The upshot to where things stand now is that, at the request of the Capitol’s lawmakers, there will be no consequences for those found guilty.  Instead, there will be mediation.  That means things will remain as they have been in that workplace, an unchanged condition likely undesirable to those women who work in the Capitol and want action now.  Further, mediation entails a lot of talk in search of ways to address behavior improvements and, once agreed to, go into effect on a kind of honor system where individuals promise self-correction with nothing more done as long as everyone there walks the talk. 

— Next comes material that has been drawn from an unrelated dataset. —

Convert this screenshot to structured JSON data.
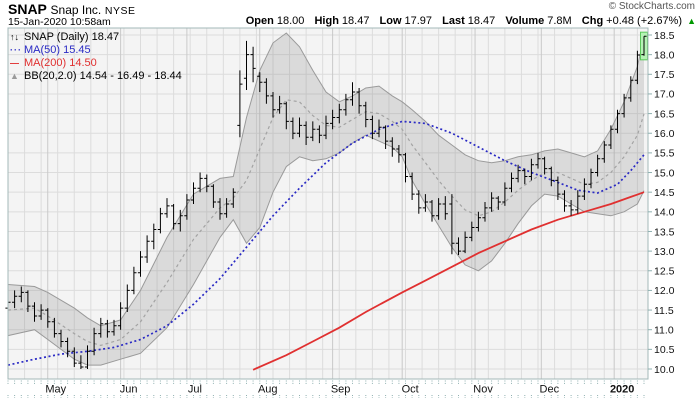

It is imagined that this way of going about correcting behaviors places more pressure on the victims than the accused.  Under mediation the power remains with the accused who can bring down a whole lot of punishment on those who would be so bold as to report harassments again.  As a person who spent some of his working years in state employment, anyone who complained to higher ups about the unacceptable conduct of managers received intolerable treatment in return, to the extent that they were often forced to resign while perpetrators, somewhat more encouraged, survived. 
What has been going on by way of sexual harassment at the state Capitol has been going on for decades there and is, one might speculate, in the DNA of the place as it resides widespread in our society at large.  Mediation steps will be taken because that’s what the current authority (perhaps involving the usual political suspects) has committed to allow. But don’t expect the inappropriate behavior to disappear overnight.  As history from elsewhere has shown under similar circumstances, it predictably will not just go away through promises of self-discipline and just may, possibly, wait until those responsible have left the premises due to retirements or are replaced by way of the ballot box.      
(Gene H. McIntyre shares his opinion frequently in the Keizertimes.)